Les éléments fondamentaux de cette approche inclusive, intégrée et tenant compte des considérations de genre sont énumérés à l’article 4, puis développés dans le dispositif de l’instrument. L’article 4(3) dispose également que, lorsqu’il adopte et met en œuvre une telle approche, le pays qui a ratifié la convention doit reconnaître les fonctions et rôles différents et complémentaires des gouvernements, et des employeurs et travailleurs et de leurs organisations respectives, en tenant compte de la nature et de l’étendue variables de leurs responsabilités respectives.
Article 4
- Tout Membre qui ratifie la présente convention doit respecter, promouvoir et réaliser le droit de toute personne à un monde du travail exempt de violence et de harcèlement.
- Tout Membre doit adopter, conformément à la législation et à la situation nationales et en consultation avec les organisations représentatives d’employeurs et de travailleurs, une approche inclusive, intégrée et tenant compte des considérations de genre, qui vise à prévenir et à éliminer la violence et le harcèlement dans le monde du travail. Cette approche devrait prendre en compte la violence et le harcèlement impliquant des tiers, le cas échéant, et consiste notamment à:
- interdire en droit la violence et le harcèlement;
- garantir que des politiques pertinentes traitent de la violence et du harcèlement;
- adopter une stratégie globale afin de mettre en œuvre des mesures pour prévenir et combattre la violence et le harcèlement;
- établir des mécanismes de contrôle de l’application et de suivi ou renforcer les mécanismes existants;
- garantir l’accès à des moyens de recours et de réparation ainsi qu’à un soutien pour les victimes;
- prévoir des sanctions;
- élaborer des outils, des orientations et des activités d’éducation et de formation et sensibiliser, sous des formes accessibles selon le cas;
- garantir l’existence de moyens d’inspection et d’enquête efficaces pour les cas de violence et de harcèlement, y compris par le biais de l’inspection du travail ou d’autres organismes compétents.
- Lorsqu’il adopte et met en œuvre l’approche visée au paragraphe 2 du présent article, tout Membre doit reconnaître les fonctions et rôles différents et complémentaires des gouvernements, et des employeurs et travailleurs et de leurs organisations respectives, en tenant compte de la nature et de l’étendue variables de leurs responsabilités respectives.

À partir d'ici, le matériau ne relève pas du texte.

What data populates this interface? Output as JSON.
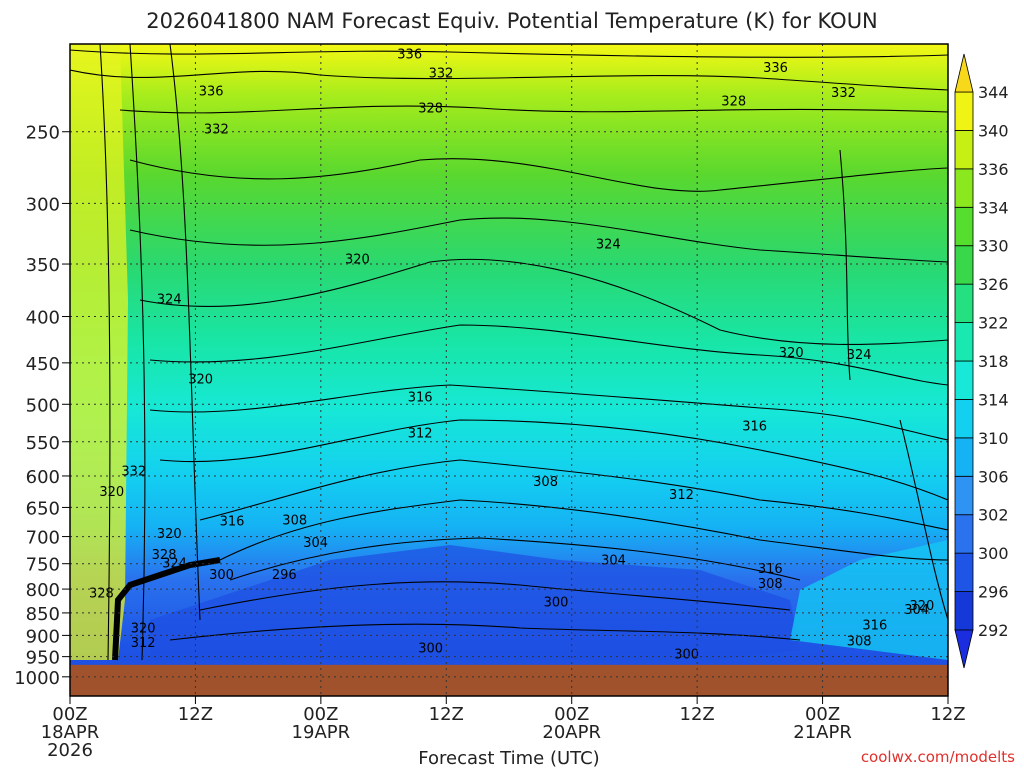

Figure 3. Approche inclusive, intégrée et tenant compte des considérations de genre
13 À ce propos, bien que dans le contexte de la convention n° 111, la CEACR a souligné que les poursuites pénales ne suffisent pas en cas de harcèlement sexuel au travail, en raison du «caractère sensible de cette question, de la charge de la preuve qui est difficile à apporter, notamment s’il n’y a pas de témoin (ce qui est souvent le cas) et du fait que le droit pénal met généralement l’accent sur l’agression sexuelle ou les “actes immoraux”, et non sur l’ensemble des comportements constituant le harcèlement sexuel dans l’emploi et la profession» (voir BIT 2012).